Prison officials responded promptly to the incident and contained the situation. Emergency medical technicians administered life-saving measures before transporting Chauvin to a local hospital for further treatment and evaluation.
The Bureau of Prisons confirmed the stabbing in a statement but did not identify Chauvin by name. The agency stated that the incident is under investigation and that no further details would be released at this time.
Chauvin’s stabbing has sparked concerns about the safety and security of federal prisons. The Federal Correctional Institution, Tucson, has a history of security lapses and staffing shortages. In 2019, the facility was the subject of a scathing report by the Justice Department’s Office of the Inspector General, which found that the prison was plagued by violence, corruption, and inadequate staffing.
The attack on Chauvin is the second high-profile stabbing of a federal prisoner in recent months. In July, Jose Martinez, a member of the notorious Aryan Brotherhood gang, was stabbed to death at a federal prison in California.

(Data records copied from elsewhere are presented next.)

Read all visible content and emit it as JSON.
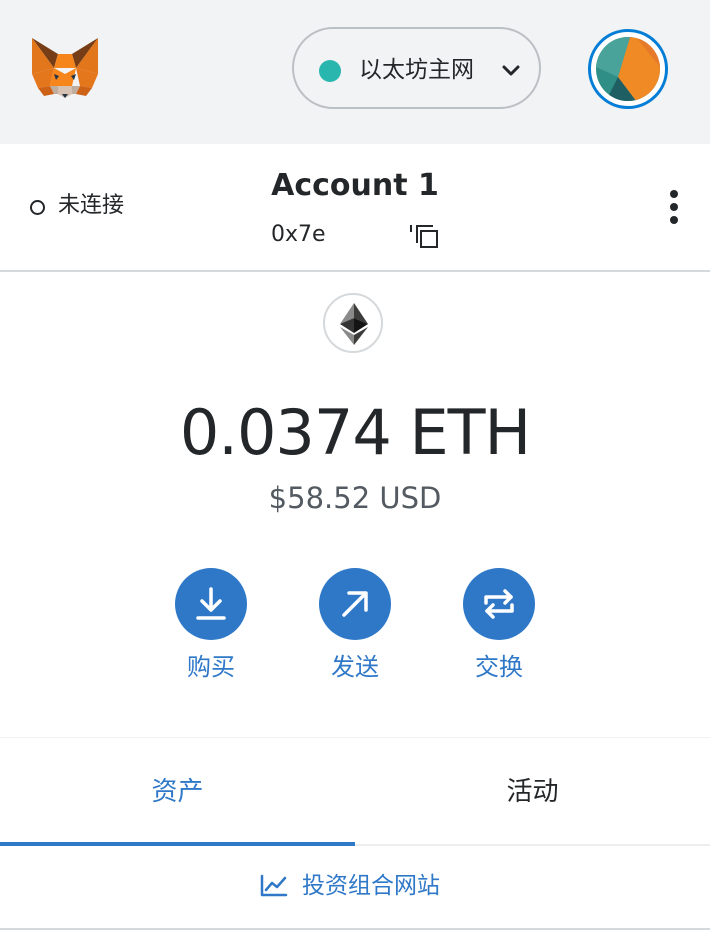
{
  "header": {
    "network": {
      "label": "以太坊主网",
      "status_color": "#29b6af"
    },
    "logo_icon": "metamask-fox-icon",
    "avatar_icon": "account-identicon"
  },
  "account": {
    "connection_status": "未连接",
    "name": "Account 1",
    "address": "0x7e",
    "copy_icon": "copy-icon",
    "menu_icon": "kebab-menu-icon"
  },
  "balance": {
    "token_icon": "ethereum-icon",
    "amount": "0.0374 ETH",
    "fiat": "$58.52 USD"
  },
  "actions": [
    {
      "label": "购买",
      "icon": "download-icon"
    },
    {
      "label": "发送",
      "icon": "arrow-up-right-icon"
    },
    {
      "label": "交换",
      "icon": "swap-icon"
    }
  ],
  "tabs": [
    {
      "label": "资产",
      "active": true
    },
    {
      "label": "活动",
      "active": false
    }
  ],
  "portfolio_link": {
    "label": "投资组合网站",
    "icon": "chart-line-icon"
  },
  "colors": {
    "accent": "#2f78c8",
    "header_bg": "#f2f3f4",
    "text": "#24272a"
  }
}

The incidents raise serious questions about the ability of the Federal Bureau of Prisons to protect its inmates. The agency has been plagued by staffing shortages and budget cuts in recent years, which have made it difficult to maintain adequate security at its facilities.
Chauvin’s stabbing is a reminder of the dangers of prison life and the need for comprehensive reforms to the federal prison system. The Bureau of Prisons must take immediate action to address the security and staffing issues at its facilities and ensure the safety of all inmates.